Maintaining a mixed fleet is no easy task. Many managers take a traditional approach to maintenance schedules and oil drain intervals by trying to find a common interval that works across the fleet.  The reasoning behind this conservative schedule is that they believe this will eliminate the need for regular oil analysis.


However, what these managers don’t understand is that oil analysis is not only about oil.  Through oil analysis you can recognize all kinds of problems with your equipment –fuel dilution, dirt contamination, coolant leakage, or some other issue that could undermine performance. Oil analysis helps you predict and possibly avoid unforeseen equipment failures.


By setting up one common maintenance schedule across one's fleet, and removing oil analysis, one may increase material and labor costs, while raising one's risk of failure on any machine by up to 11%.


For example, take a common piece of equipment, such as a scraper.
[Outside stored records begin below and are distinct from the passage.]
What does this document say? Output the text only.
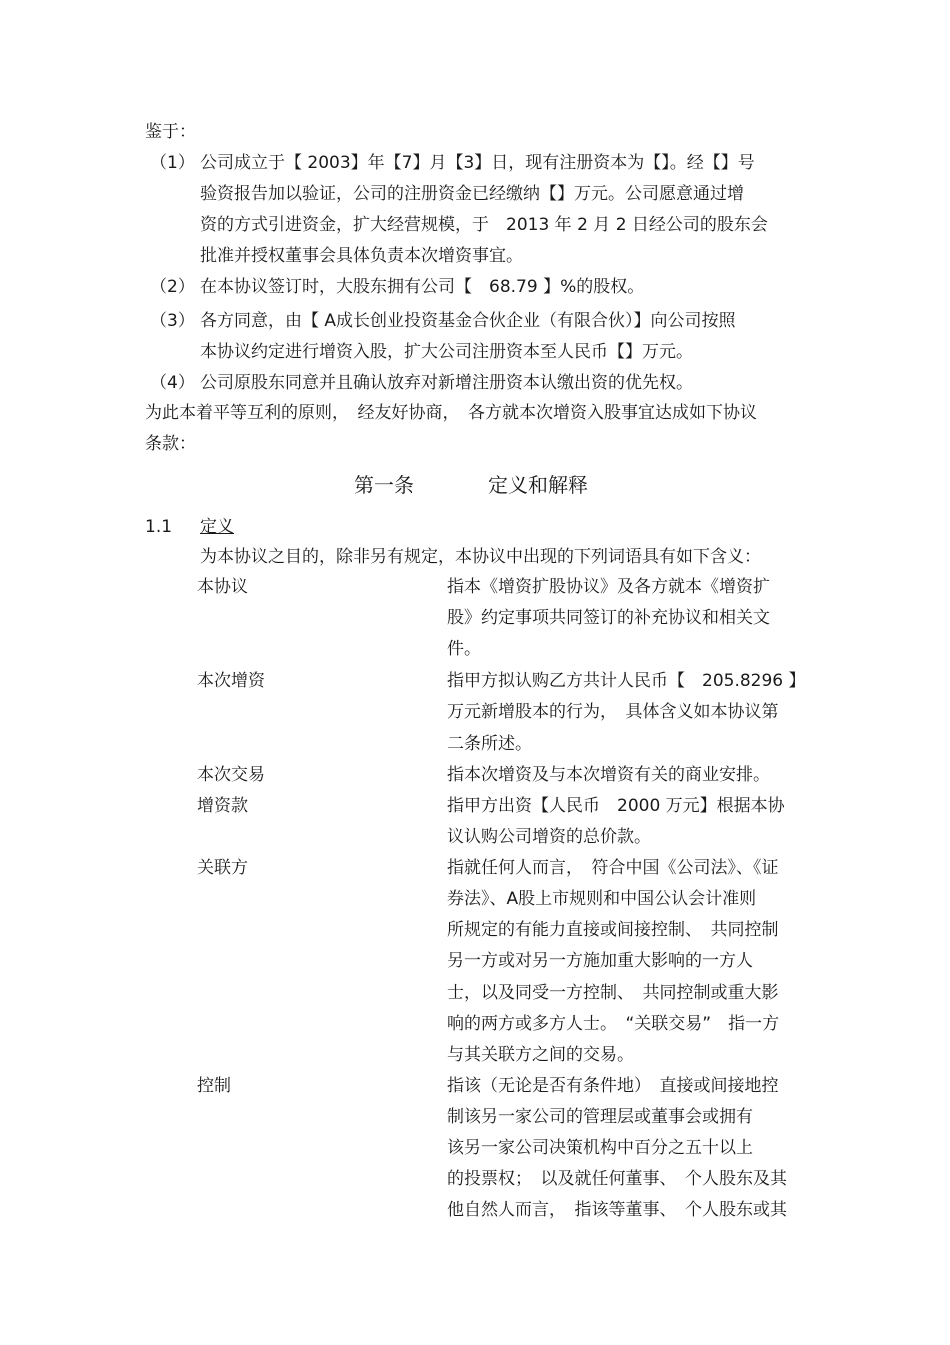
鉴于：
（1） 公司成立于【 2003】年【7】月【3】日，现有注册资本为【】。经【】号
验资报告加以验证，公司的注册资金已经缴纳【】万元。公司愿意通过增
资的方式引进资金，扩大经营规模，于　2013 年 2 月 2 日经公司的股东会
批准并授权董事会具体负责本次增资事宜。
（2） 在本协议签订时，大股东拥有公司【　68.79 】%的股权。
（3） 各方同意，由【 A成长创业投资基金合伙企业（有限合伙）】向公司按照
本协议约定进行增资入股，扩大公司注册资本至人民币【】万元。
（4） 公司原股东同意并且确认放弃对新增注册资本认缴出资的优先权。
为此本着平等互利的原则，　经友好协商，　各方就本次增资入股事宜达成如下协议
条款：
第一条	定义和解释
1.1 定义
为本协议之目的，除非另有规定，本协议中出现的下列词语具有如下含义：
本协议	指本《增资扩股协议》及各方就本《增资扩
股》约定事项共同签订的补充协议和相关文
件。
本次增资	指甲方拟认购乙方共计人民币【　205.8296 】
万元新增股本的行为，　具体含义如本协议第
二条所述。
本次交易	指本次增资及与本次增资有关的商业安排。
增资款	指甲方出资【人民币　2000 万元】根据本协
议认购公司增资的总价款。
关联方	指就任何人而言，　符合中国《公司法》、《证
券法》、A股上市规则和中国公认会计准则
所规定的有能力直接或间接控制、　共同控制
另一方或对另一方施加重大影响的一方人
士，以及同受一方控制、　共同控制或重大影
响的两方或多方人士。　“关联交易”　指一方
与其关联方之间的交易。
控制	指该（无论是否有条件地）　直接或间接地控
制该另一家公司的管理层或董事会或拥有
该另一家公司决策机构中百分之五十以上
的投票权；　以及就任何董事、　个人股东及其
他自然人而言，　指该等董事、　个人股东或其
Oil changes, including the cost of oil, filters, spent oil and labor, cost about $1,540 a year. Assuming one’s fleet has 100 similar machines getting oil service four times a year, then one ends up spending $154,000 annually on lubricant changes. By conducting regular oil analysis, one could, on average, eliminate at least one oil change per machine per year. Without regular oil analysis, one’s expenditure is an additional $38,500 annually than one needs. But this expenditure doesn’t include downtime, which can be significantly higher than the material cost savings.
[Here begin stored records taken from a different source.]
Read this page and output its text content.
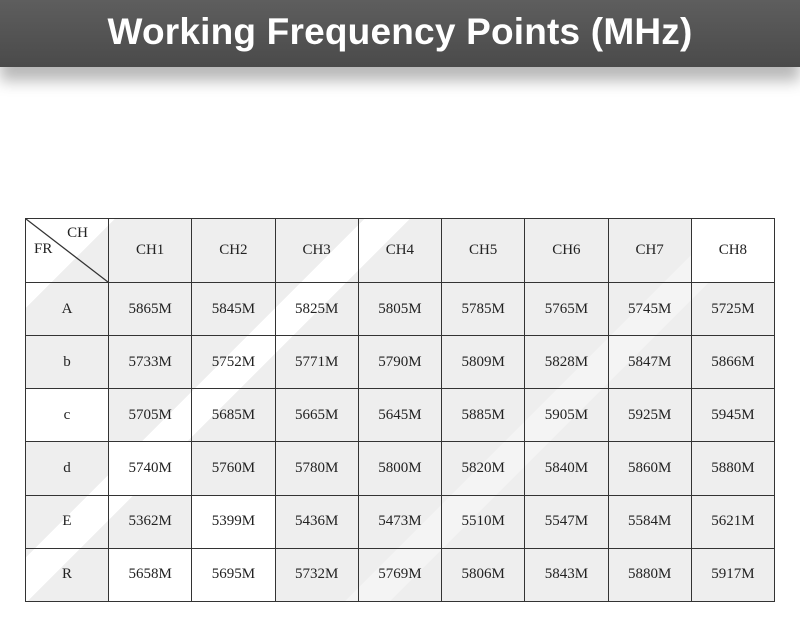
Working Frequency Points (MHz)
CH
FR	CH1	CH2	CH3	CH4	CH5	CH6	CH7	CH8
A	5865M	5845M	5825M	5805M	5785M	5765M	5745M	5725M
b	5733M	5752M	5771M	5790M	5809M	5828M	5847M	5866M
c	5705M	5685M	5665M	5645M	5885M	5905M	5925M	5945M
d	5740M	5760M	5780M	5800M	5820M	5840M	5860M	5880M
E	5362M	5399M	5436M	5473M	5510M	5547M	5584M	5621M
R	5658M	5695M	5732M	5769M	5806M	5843M	5880M	5917M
Without regular oil analysis, one can also reduce the ability to predict common equipment failures. Did you know that 40% of engine failures are related to cooling system contamination, which an oil analysis can detect? In short, this conservative approach to the maintenance schedule can cost roughly $130,000 a year.


A comprehensive preventive maintenance program that allows one to keep track of all OEM required intervals, schedule maintenance while also including regular oil analysis, which can cut lubricant consumption by an average of 25% resulting in higher equipment availability and utilization.


To conclude, remember to service the right equipment at the right time, and be alerted to potential failures before they occur, as this will not only reduce one’s material costs but also optimize productivity and maximize the return on investment for each vehicle.